Step 1：Initialization.The selected control strategy u ' arbitrarily allowed, disturbance v ' and its corresponding exploration noise e_u,e_vIt stays System to be acted on.Data acquisition length L and sampling period Δ t is set, then it is T=L* Δs t to understand the online data sampling time. Given stopping criterion for iteration (error threshold of front and rear iteration twice) ε.Value function is enabled to be expressed asControl law isInterferenceWherein NN activation primitives It can voluntarily select, usually hyperbolic tangent function tanh () and polynomial function etc., N₁、N₂、N₃Represent corresponding NN activation letter Several numbers, Respectively correspond to the weight matrix of value function, control strategy and perturbation strategy NN.Arbitrarily Given NN initial weightsM corresponds to control input dimension, and q corresponds to the input of noise jamming Dimension.

Step 2：The control u=u '+e that previous step is selected_u, interference v=v '+e_vAct on system.

Step 3：It acquires and calculates related intermediate variable.

Online real-time collecting { δ₁,…δ₆, it is as follows to embody form

Wherein：t₀For the time that sampling timing starts, t₁=t₀+ Δ t, t_L=t₀+ L Δs t, t_L-1=t₀+ (L-1) Δ t,

When data collection time reaches T, stop sampling, and calculate two variables of following formula

WhereinRepresent Kronecker (Kronecker) Product Operator, vec () stretches operator, I for matrix column_K2For K2 ties up unit matrix, I_K3Unit matrix, W are tieed up for K3_2,iThe weight matrix of control strategy NN, W during for ith iteration_3,iFor ith The weight matrix of perturbation strategy NN during iteration, Wherein：For 3 weight matrixs are combined the weight vector newly formed afterwards.

Step 4：JudgeWith the presence or absence of pseudoinverse, i.e.,It is whether reversible.If in the presence of carrying out in next step.It is no Then, it resets and explores noise e_u,e_v, jump to step 2.
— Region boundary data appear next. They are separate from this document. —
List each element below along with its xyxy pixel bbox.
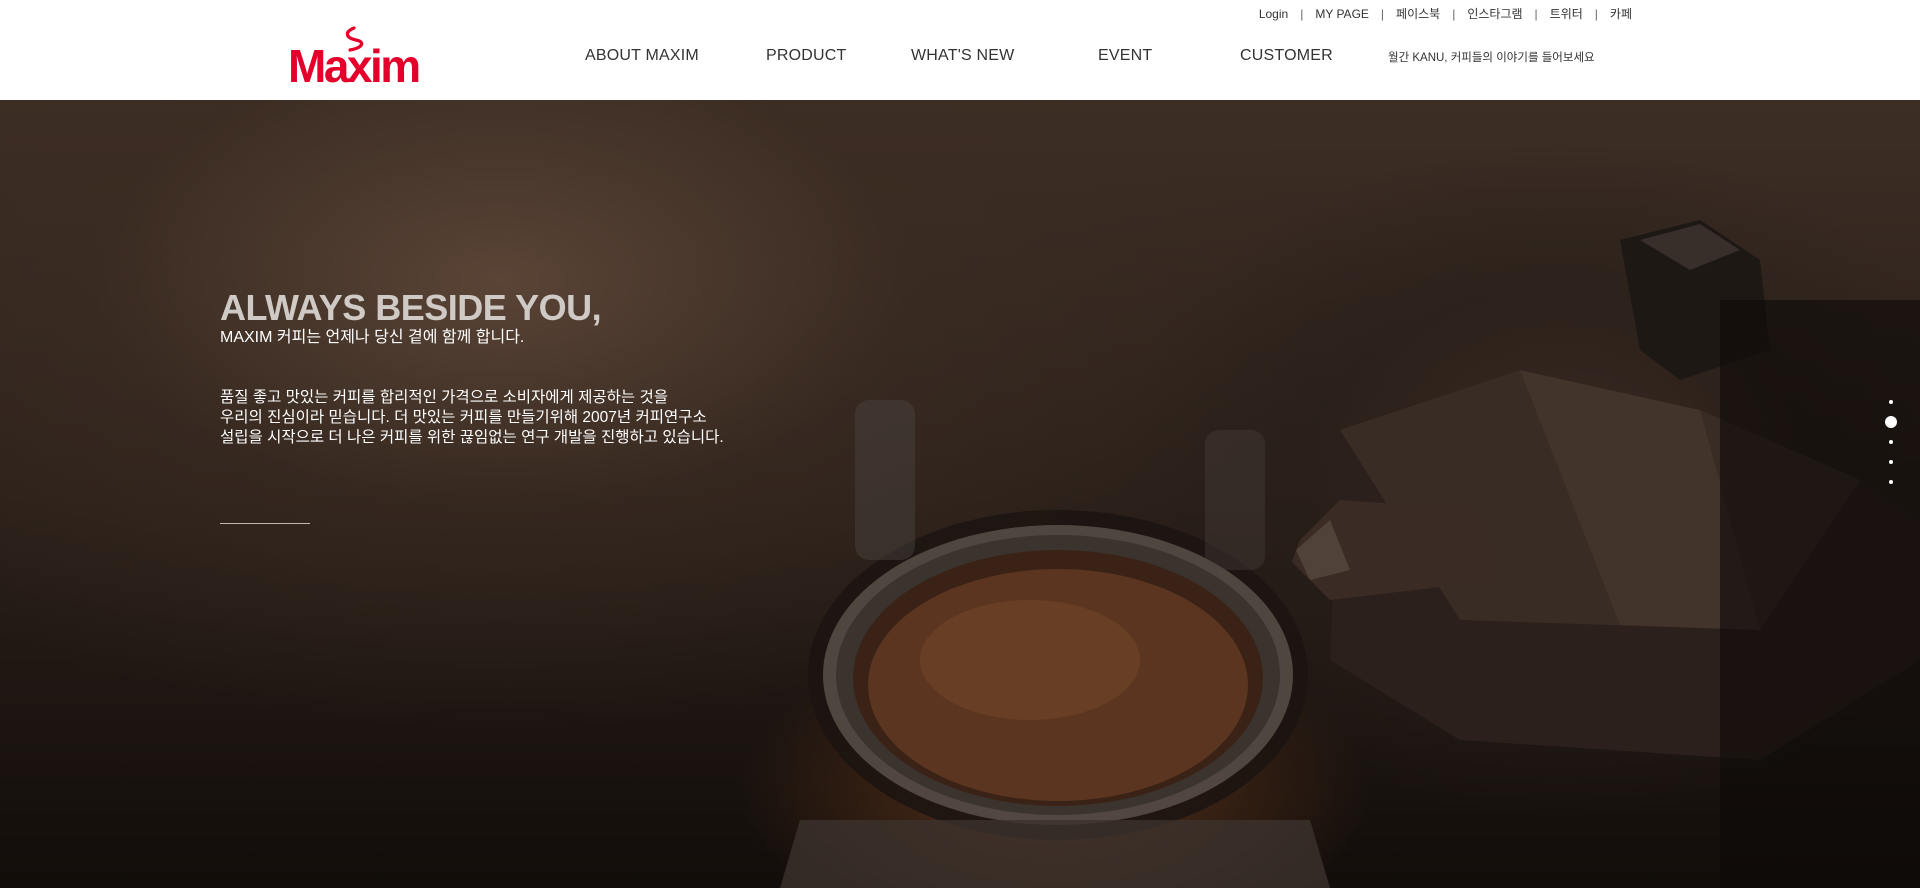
hero-body-line: 우리의 진심이라 믿습니다. 더 맛있는 커피를 만들기위해 2007년 커피연…: [220, 409, 707, 426]
separator: |: [1300, 6, 1304, 21]
hero-headline: ALWAYS BESIDE YOU,: [220, 287, 602, 328]
hero-body-line: 설립을 시작으로 더 나은 커피를 위한 끊임없는 연구 개발을 진행하고 있습…: [220, 429, 724, 446]
site-header: Login | MY PAGE | 페이스북 | 인스타그램 | 트위터 | 카…: [0, 0, 1920, 100]
nav-product[interactable]: PRODUCT: [766, 47, 847, 65]
separator: |: [1534, 6, 1538, 21]
nav-customer[interactable]: CUSTOMER: [1240, 47, 1333, 65]
hero-subheadline: MAXIM 커피는 언제나 당신 곁에 함께 합니다.: [220, 329, 525, 346]
slide-dot-4[interactable]: [1889, 460, 1893, 464]
utility-links: Login | MY PAGE | 페이스북 | 인스타그램 | 트위터 | 카…: [1259, 5, 1632, 22]
coffee-photo-background: [780, 220, 1920, 888]
slide-dot-2[interactable]: [1885, 416, 1897, 428]
kanu-notice-link[interactable]: 월간 KANU, 커피들의 이야기를 들어보세요: [1388, 49, 1595, 65]
slide-dot-3[interactable]: [1889, 440, 1893, 444]
my-page-link[interactable]: MY PAGE: [1315, 7, 1369, 21]
hero-body-line: 품질 좋고 맛있는 커피를 합리적인 가격으로 소비자에게 제공하는 것을: [220, 389, 668, 406]
hero-copy: ALWAYS BESIDE YOU, MAXIM 커피는 언제나 당신 곁에 함…: [220, 288, 724, 448]
hero-body: 품질 좋고 맛있는 커피를 합리적인 가격으로 소비자에게 제공하는 것을 우리…: [220, 388, 724, 448]
slide-dot-5[interactable]: [1889, 480, 1893, 484]
facebook-link[interactable]: 페이스북: [1396, 5, 1440, 22]
hero-divider: [220, 523, 310, 524]
main-nav: ABOUT MAXIM PRODUCT WHAT'S NEW EVENT CUS…: [0, 47, 1920, 71]
hero-section: ALWAYS BESIDE YOU, MAXIM 커피는 언제나 당신 곁에 함…: [0, 100, 1920, 888]
separator: |: [1594, 6, 1598, 21]
separator: |: [1452, 6, 1456, 21]
instagram-link[interactable]: 인스타그램: [1467, 5, 1522, 22]
separator: |: [1380, 6, 1385, 21]
nav-whats-new[interactable]: WHAT'S NEW: [911, 47, 1014, 65]
login-link[interactable]: Login: [1259, 7, 1288, 21]
twitter-link[interactable]: 트위터: [1550, 5, 1583, 22]
slide-dot-1[interactable]: [1889, 400, 1893, 404]
nav-event[interactable]: EVENT: [1098, 47, 1152, 65]
cafe-link[interactable]: 카페: [1610, 5, 1632, 22]
nav-about-maxim[interactable]: ABOUT MAXIM: [585, 47, 699, 65]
Step 5：Use iterative formulaSynchronized update value function, control strategy NN and perturbation strategy NN weights；

Step 6：By formulaJudge whether iteration restrains.If convergence is exported as a result, obtaining optimal controller (including maximum interference) isWherein W_2,*、W_3,*Represent the final value of iteration convergence.If no Convergence then jumps to step 5 and continues to update.

It is worth noting that value function NN weights W_1,iInstrumentality is only played in an iterative process.Because it is updated in iteration It is not used in the process, is intended only as least square solution and is presented.
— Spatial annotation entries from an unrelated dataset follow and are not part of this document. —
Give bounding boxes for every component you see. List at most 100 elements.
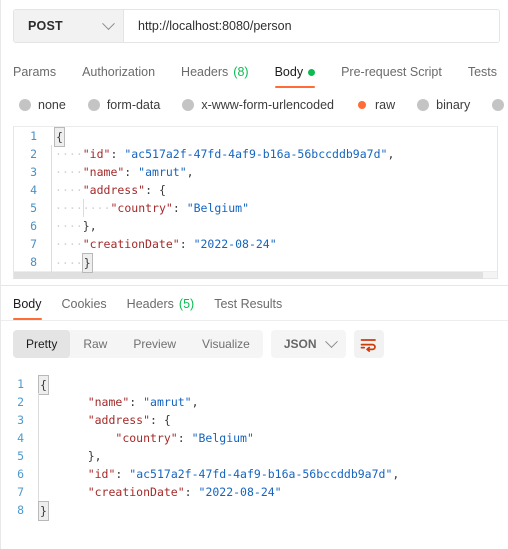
code-line: 1{ bbox=[14, 127, 497, 147]
line-number: 8 bbox=[30, 255, 37, 269]
code-line: 8} bbox=[1, 501, 508, 521]
line-number: 7 bbox=[17, 485, 24, 499]
code-line: 3 ····"name": "amrut", bbox=[14, 163, 497, 181]
radio-raw[interactable]: raw bbox=[356, 98, 395, 112]
line-number: 5 bbox=[17, 449, 24, 463]
code-line: 2 ····"id": "ac517a2f-47fd-4af9-b16a-56bc… bbox=[14, 145, 497, 163]
response-tabs: Body Cookies Headers (5) Test Results bbox=[1, 286, 508, 320]
tab-pre-request-script[interactable]: Pre-request Script bbox=[341, 65, 442, 88]
line-content: ····"name": "amrut", bbox=[51, 163, 194, 181]
http-method-select[interactable]: POST bbox=[14, 10, 124, 42]
response-tab-cookies-label: Cookies bbox=[61, 297, 107, 311]
line-number: 3 bbox=[30, 165, 37, 179]
line-content: "address": { bbox=[38, 411, 171, 429]
response-tab-cookies[interactable]: Cookies bbox=[62, 297, 107, 320]
line-number: 1 bbox=[30, 129, 37, 143]
body-type-radio-group: none form-data x-www-form-urlencoded raw… bbox=[1, 88, 508, 122]
response-tab-headers-label: Headers bbox=[126, 297, 174, 311]
view-mode-raw-label: Raw bbox=[83, 337, 108, 351]
word-wrap-button[interactable] bbox=[353, 330, 384, 358]
response-tab-test-results[interactable]: Test Results bbox=[214, 297, 282, 320]
line-content: ····"id": "ac517a2f-47fd-4af9-b16a-56bcc… bbox=[51, 145, 394, 163]
line-number: 6 bbox=[30, 219, 37, 233]
tab-authorization-label: Authorization bbox=[82, 65, 156, 79]
radio-binary[interactable]: binary bbox=[417, 98, 470, 112]
response-format-select[interactable]: JSON bbox=[270, 330, 346, 358]
radio-none-label: none bbox=[38, 98, 66, 112]
response-tab-body[interactable]: Body bbox=[13, 297, 42, 320]
line-content: { bbox=[35, 375, 49, 395]
code-line: 4 ····"address": { bbox=[14, 181, 497, 199]
line-content: { bbox=[48, 127, 65, 147]
view-mode-raw[interactable]: Raw bbox=[70, 330, 120, 358]
radio-none[interactable]: none bbox=[19, 98, 66, 112]
request-tabs: Params Authorization Headers (8) Body Pr… bbox=[1, 52, 508, 88]
word-wrap-icon bbox=[360, 338, 376, 352]
response-format-label: JSON bbox=[283, 337, 317, 351]
radio-raw-label: raw bbox=[375, 98, 396, 112]
view-mode-preview[interactable]: Preview bbox=[120, 330, 189, 358]
line-number: 6 bbox=[17, 467, 24, 481]
line-number: 7 bbox=[30, 237, 37, 251]
response-toolbar: Pretty Raw Preview Visualize JSON bbox=[1, 321, 508, 367]
tab-tests[interactable]: Tests bbox=[468, 65, 497, 88]
response-body-viewer[interactable]: 1{2 "name": "amrut", 3 "address": {4 "cou… bbox=[1, 367, 508, 549]
line-number: 4 bbox=[30, 183, 37, 197]
line-content: ····"creationDate": "2022-08-24" bbox=[51, 235, 277, 253]
line-content: ····} bbox=[51, 253, 93, 273]
radio-icon bbox=[417, 99, 430, 111]
radio-graphql[interactable]: GraphQL bbox=[492, 98, 508, 112]
radio-icon bbox=[87, 99, 100, 111]
response-tab-headers[interactable]: Headers (5) bbox=[127, 297, 195, 320]
line-number: 5 bbox=[30, 201, 37, 215]
line-content: "name": "amrut", bbox=[38, 393, 199, 411]
line-number: 4 bbox=[17, 431, 24, 445]
line-content: ····"address": { bbox=[51, 181, 166, 199]
tab-body-label: Body bbox=[274, 65, 304, 79]
code-line: 4 "country": "Belgium" bbox=[1, 429, 508, 447]
response-tab-test-results-label: Test Results bbox=[214, 297, 283, 311]
view-mode-pretty[interactable]: Pretty bbox=[13, 330, 71, 358]
view-mode-preview-label: Preview bbox=[133, 337, 177, 351]
request-body-editor[interactable]: 1{2 ····"id": "ac517a2f-47fd-4af9-b16a-56… bbox=[13, 126, 498, 279]
line-content: "creationDate": "2022-08-24" bbox=[38, 483, 282, 501]
tab-body[interactable]: Body bbox=[274, 65, 316, 88]
line-content: ········"country": "Belgium" bbox=[51, 199, 249, 217]
code-line: 1{ bbox=[1, 375, 508, 395]
line-number: 2 bbox=[17, 395, 24, 409]
scrollbar-thumb[interactable] bbox=[14, 272, 483, 279]
line-content: "country": "Belgium" bbox=[38, 429, 254, 447]
radio-binary-label: binary bbox=[436, 98, 471, 112]
code-line: 8 ····} bbox=[14, 253, 497, 273]
radio-x-www-form-urlencoded[interactable]: x-www-form-urlencoded bbox=[182, 98, 334, 112]
line-content: "id": "ac517a2f-47fd-4af9-b16a-56bccddb9… bbox=[38, 465, 399, 483]
code-line: 7 ····"creationDate": "2022-08-24" bbox=[14, 235, 497, 253]
tab-pre-request-script-label: Pre-request Script bbox=[341, 65, 442, 79]
tab-authorization[interactable]: Authorization bbox=[82, 65, 155, 88]
code-line: 3 "address": { bbox=[1, 411, 508, 429]
line-content: }, bbox=[38, 447, 102, 465]
request-url-input[interactable]: http://localhost:8080/person bbox=[124, 10, 499, 42]
code-line: 5 }, bbox=[1, 447, 508, 465]
request-body-code[interactable]: 1{2 ····"id": "ac517a2f-47fd-4af9-b16a-56… bbox=[14, 127, 497, 273]
tab-params[interactable]: Params bbox=[13, 65, 56, 88]
radio-x-www-form-urlencoded-label: x-www-form-urlencoded bbox=[201, 98, 334, 112]
response-body-code[interactable]: 1{2 "name": "amrut", 3 "address": {4 "cou… bbox=[1, 375, 508, 521]
line-content: ····}, bbox=[51, 217, 97, 235]
green-dot-icon bbox=[308, 68, 316, 76]
request-url-bar: POST http://localhost:8080/person bbox=[1, 0, 508, 52]
response-view-mode-group: Pretty Raw Preview Visualize bbox=[13, 330, 263, 358]
radio-form-data[interactable]: form-data bbox=[87, 98, 160, 112]
code-line: 2 "name": "amrut", bbox=[1, 393, 508, 411]
response-tab-body-label: Body bbox=[13, 297, 42, 311]
view-mode-visualize[interactable]: Visualize bbox=[189, 330, 263, 358]
line-number: 1 bbox=[17, 377, 24, 391]
code-line: 6 "id": "ac517a2f-47fd-4af9-b16a-56bccdd… bbox=[1, 465, 508, 483]
view-mode-pretty-label: Pretty bbox=[26, 337, 58, 351]
tab-headers[interactable]: Headers (8) bbox=[181, 65, 249, 88]
radio-icon bbox=[19, 99, 31, 111]
view-mode-visualize-label: Visualize bbox=[202, 337, 250, 351]
radio-selected-icon bbox=[356, 99, 368, 111]
tab-headers-label: Headers bbox=[181, 65, 229, 79]
line-number: 8 bbox=[17, 503, 24, 517]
Method steps mentioned above has carried out the purpose of the present invention, technical solution and advantageous effect further in detail Illustrate, every modification within the spirit and principles in the present invention, made, equivalent replacement, improvement etc. should be included in the present invention Protection domain within.

Claims

1. a kind of synchronization policy update method for optimally controlling based on online data, which is characterized in that include the following steps：

Step 3：With fixed rate difference sampling system current state and control, noise inputs, and calculate in algorithm correlation Between variable；

Step 5：Update three NN weights；

2. a kind of synchronization policy update method for optimally controlling based on online data according to claim 1, feature exist In three NN activation primitives described in step 1 areN₁、N₂、N₃Represent corresponding The number of NN activation primitives, R>0 is positive definite matrix.

3. a kind of synchronization policy update method for optimally controlling based on online data according to claim 2, feature exist In the activation primitive is hyperbolic tangent function tanh ().

4. a kind of synchronization policy update method for optimally controlling based on online data according to claim 2, feature exist In the activation primitive is polynomial function.

5. a kind of synchronization policy update method for optimally controlling based on online data according to claim 1, feature exist In data acquisition length described in step 1 are L.